We faced two very important challenges in this study, both of which show the complexity and difficulties of setting up a study such as this. The first and in our opinion the most important, was that we were only able to collect a small number of samples per serotype. This means (1) we cannot rule out the effect of the host genetic background as well as other confounding factors on the reaction towards pneumococcal serotypes, (2) that we may have a selection bias and are missing serotypes for which samples were not collected and (3) that we cannot yet make final conclusions about differences of cytokine concentrations caused by different serotypes. However, a strength of this study is that, instead of using frequentist statistics which are often based on maximum likelihood estimation and often offer insufficient power with small sample sizes, we used a Bayesian statistical framework with weak priors, to better quantify the amount of information in the data26,36. A second important challenge was that we were not able to control the time point of CSF collection or how the samples were processed. CSF samples are difficult to obtain, both ethically and logistically. A big advantage of this study was that we obtained residual CSF from lumbar punctures routinely performed for diagnosis from patients already enrolled in the GERMS-SA surveillance programme. This allowed us to perform analysis on samples for which clinical data was available and meant there was no additional suffering for the patient due to CSF collection. The disadvantage of this is that the concentrations measured indicate the inflammatory marker concentrations upon patient admission and this may be a different time point in disease for each patient. In any future studies it will be necessary to rule out the effect of the host genetic background by increasing the sample size to include hundreds of CSF samples as well as addressing other mentioned challenges above. Future studies would also benefit from the collection of blood samples at the same time as CSF. Implementing all of these suggestions will be challenging for a single study and therefore may be addressed by multiple smaller studies analyzing each one of these aspects.

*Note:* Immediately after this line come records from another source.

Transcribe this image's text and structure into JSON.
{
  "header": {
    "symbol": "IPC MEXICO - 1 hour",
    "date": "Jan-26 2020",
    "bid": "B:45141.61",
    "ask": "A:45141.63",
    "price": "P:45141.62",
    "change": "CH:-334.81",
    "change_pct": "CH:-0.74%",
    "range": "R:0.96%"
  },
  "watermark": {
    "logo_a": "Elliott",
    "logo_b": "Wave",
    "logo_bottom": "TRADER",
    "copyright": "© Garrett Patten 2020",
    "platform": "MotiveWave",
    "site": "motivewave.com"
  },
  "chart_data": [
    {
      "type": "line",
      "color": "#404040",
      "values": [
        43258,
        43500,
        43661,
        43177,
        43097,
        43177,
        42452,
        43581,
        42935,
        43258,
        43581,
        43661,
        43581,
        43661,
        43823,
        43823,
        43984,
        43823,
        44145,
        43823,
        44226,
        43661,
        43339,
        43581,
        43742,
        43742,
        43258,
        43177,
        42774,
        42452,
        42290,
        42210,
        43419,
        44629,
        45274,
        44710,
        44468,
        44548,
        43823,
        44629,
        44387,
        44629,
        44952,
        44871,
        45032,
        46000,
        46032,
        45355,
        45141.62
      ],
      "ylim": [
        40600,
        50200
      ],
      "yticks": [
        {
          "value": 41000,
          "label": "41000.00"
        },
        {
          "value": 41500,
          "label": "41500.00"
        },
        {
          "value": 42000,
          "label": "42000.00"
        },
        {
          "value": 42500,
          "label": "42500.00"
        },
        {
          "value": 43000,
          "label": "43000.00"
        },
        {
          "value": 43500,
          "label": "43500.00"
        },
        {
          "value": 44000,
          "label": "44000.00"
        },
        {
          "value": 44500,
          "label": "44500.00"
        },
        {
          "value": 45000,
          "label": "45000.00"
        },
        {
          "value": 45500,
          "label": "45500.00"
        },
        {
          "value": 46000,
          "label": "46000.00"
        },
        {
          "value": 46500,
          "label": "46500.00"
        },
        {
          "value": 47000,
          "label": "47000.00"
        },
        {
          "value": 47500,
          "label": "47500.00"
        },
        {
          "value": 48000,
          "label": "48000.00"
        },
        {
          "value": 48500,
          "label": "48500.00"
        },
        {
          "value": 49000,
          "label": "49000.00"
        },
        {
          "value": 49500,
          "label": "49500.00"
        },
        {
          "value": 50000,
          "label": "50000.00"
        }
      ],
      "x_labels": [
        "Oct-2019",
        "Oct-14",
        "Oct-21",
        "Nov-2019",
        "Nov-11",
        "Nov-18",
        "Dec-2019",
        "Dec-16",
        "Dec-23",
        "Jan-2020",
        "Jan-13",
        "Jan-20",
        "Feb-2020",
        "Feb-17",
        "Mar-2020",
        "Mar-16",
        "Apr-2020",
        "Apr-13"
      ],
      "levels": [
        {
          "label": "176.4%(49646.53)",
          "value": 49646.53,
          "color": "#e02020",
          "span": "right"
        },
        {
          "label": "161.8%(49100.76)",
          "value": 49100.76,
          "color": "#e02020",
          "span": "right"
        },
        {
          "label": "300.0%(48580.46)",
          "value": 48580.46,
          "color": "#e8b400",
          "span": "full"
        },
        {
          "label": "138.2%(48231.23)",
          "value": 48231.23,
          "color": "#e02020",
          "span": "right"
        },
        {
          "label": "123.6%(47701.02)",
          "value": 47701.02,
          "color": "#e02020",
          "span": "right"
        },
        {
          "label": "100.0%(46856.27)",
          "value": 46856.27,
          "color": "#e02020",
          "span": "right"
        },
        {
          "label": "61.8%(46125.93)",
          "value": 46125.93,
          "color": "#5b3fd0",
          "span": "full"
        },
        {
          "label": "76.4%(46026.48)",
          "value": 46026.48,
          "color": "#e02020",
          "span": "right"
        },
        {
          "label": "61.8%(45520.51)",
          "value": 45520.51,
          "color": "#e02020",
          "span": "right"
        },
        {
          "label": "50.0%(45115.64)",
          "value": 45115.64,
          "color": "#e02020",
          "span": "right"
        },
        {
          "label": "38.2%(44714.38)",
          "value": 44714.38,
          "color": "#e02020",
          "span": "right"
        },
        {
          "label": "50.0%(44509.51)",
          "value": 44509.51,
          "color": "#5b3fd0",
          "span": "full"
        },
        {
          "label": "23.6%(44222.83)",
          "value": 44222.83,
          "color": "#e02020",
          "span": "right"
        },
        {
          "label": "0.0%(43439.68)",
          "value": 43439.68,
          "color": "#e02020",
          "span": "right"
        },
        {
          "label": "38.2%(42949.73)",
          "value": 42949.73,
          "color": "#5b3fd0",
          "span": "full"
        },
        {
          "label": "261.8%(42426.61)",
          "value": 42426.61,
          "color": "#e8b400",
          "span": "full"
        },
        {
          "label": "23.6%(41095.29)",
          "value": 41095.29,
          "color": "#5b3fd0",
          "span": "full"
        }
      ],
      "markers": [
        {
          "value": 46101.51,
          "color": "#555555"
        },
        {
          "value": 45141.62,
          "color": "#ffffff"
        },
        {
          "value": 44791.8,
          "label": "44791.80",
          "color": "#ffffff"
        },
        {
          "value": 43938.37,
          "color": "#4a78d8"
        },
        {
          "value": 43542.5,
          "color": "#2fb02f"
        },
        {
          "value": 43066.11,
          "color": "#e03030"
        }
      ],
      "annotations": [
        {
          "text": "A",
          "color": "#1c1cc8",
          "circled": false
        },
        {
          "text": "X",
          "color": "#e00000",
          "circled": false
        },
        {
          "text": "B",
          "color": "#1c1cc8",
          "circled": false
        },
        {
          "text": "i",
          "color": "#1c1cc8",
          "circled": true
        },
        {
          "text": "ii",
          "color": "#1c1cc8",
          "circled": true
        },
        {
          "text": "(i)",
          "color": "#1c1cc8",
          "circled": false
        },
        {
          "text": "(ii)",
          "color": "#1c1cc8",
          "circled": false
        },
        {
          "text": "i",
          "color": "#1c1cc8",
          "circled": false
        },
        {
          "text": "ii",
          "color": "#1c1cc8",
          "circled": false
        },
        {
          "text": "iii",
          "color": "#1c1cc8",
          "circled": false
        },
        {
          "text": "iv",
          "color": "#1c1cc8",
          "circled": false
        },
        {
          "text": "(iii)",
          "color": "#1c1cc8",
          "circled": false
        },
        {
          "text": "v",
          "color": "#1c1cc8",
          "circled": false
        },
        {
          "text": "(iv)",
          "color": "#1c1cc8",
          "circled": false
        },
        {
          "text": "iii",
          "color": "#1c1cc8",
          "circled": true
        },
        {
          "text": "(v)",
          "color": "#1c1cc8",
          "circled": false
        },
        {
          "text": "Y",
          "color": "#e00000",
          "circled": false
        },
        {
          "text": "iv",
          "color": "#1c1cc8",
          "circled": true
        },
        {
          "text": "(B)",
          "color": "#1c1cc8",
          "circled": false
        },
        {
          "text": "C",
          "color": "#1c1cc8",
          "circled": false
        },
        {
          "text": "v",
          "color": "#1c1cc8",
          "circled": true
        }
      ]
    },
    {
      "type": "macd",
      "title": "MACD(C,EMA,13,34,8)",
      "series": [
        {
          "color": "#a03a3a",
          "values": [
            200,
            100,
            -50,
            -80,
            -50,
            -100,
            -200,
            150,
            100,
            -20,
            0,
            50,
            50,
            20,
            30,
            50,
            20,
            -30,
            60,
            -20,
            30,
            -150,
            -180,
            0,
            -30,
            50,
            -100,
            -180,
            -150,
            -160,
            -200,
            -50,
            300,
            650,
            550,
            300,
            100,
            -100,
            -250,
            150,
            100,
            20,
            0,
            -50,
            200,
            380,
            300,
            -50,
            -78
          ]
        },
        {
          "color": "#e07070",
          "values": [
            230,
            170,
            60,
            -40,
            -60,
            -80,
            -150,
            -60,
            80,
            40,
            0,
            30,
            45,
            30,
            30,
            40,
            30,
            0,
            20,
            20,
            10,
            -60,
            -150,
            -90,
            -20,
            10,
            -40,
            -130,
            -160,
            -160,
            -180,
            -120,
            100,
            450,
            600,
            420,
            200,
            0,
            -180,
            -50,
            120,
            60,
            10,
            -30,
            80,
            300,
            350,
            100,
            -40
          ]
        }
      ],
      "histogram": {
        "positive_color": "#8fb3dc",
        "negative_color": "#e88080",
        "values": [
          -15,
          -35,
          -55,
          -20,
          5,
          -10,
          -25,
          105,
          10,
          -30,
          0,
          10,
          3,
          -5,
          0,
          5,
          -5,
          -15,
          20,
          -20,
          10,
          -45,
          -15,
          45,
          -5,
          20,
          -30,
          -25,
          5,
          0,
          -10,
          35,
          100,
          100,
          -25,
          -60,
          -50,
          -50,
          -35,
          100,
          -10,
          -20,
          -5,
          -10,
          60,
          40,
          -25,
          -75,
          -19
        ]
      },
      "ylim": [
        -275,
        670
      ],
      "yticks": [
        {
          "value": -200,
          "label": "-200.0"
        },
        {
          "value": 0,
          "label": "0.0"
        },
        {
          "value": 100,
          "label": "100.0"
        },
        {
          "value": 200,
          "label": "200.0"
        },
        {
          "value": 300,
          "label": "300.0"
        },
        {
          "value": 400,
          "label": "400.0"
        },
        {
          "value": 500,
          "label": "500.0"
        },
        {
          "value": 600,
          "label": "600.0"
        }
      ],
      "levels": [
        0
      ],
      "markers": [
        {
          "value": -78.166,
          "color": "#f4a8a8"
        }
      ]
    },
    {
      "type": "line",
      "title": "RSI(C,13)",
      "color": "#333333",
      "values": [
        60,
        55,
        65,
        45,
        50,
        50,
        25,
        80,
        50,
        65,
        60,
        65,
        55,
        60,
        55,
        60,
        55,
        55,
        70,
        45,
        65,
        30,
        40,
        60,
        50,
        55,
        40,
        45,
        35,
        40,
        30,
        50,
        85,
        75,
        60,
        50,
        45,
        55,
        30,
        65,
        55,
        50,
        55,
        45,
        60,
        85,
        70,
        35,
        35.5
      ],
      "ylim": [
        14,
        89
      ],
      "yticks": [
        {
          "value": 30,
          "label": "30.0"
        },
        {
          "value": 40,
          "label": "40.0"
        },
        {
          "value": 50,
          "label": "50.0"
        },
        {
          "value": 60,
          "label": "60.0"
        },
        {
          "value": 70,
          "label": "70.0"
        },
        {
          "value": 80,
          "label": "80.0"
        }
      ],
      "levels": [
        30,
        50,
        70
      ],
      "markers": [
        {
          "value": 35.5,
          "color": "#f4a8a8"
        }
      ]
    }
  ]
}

In conclusion, we were able to determine the concentrations of 41 inflammatory markers in the CSF of 57 South African meningitis patients infected with 18 different pneumococcal serotypes in an era of established PCV vaccination. We showed that even with a limited sample size, Bayesian statistics is appropriate to gain valuable insights and obtain information useful to guide future studies. We aimed to contribute to the pathophysiological understanding of pneumococcal meningitis, specifically the relationship between serotype, cytokine levels in the CSF and the outcome. We hope that this data will be useful for planning future larger studies, for example for power analysis to estimate sample sizes required. The panel of cytokine data should prove useful comparison in future studies of pneumococcal meningitis and other inflammatory diseases of the CSF.

We note that serotype 15B/C may be associated with in-hospital case fatality. 15B/C is not a component of the current PCV13 vaccine and so we propose that it is of interest in surveillance and future vaccine design. We did not find a clear correlation between serotype, in-hospital case fatality and the CSF concentration of IL-6, IL-8 and TNFα in CSF of meningitis patients but note that IL-8, which was at a relatively high concentration in patients infected with serotype 15B/C, may be of particular interest for future studies.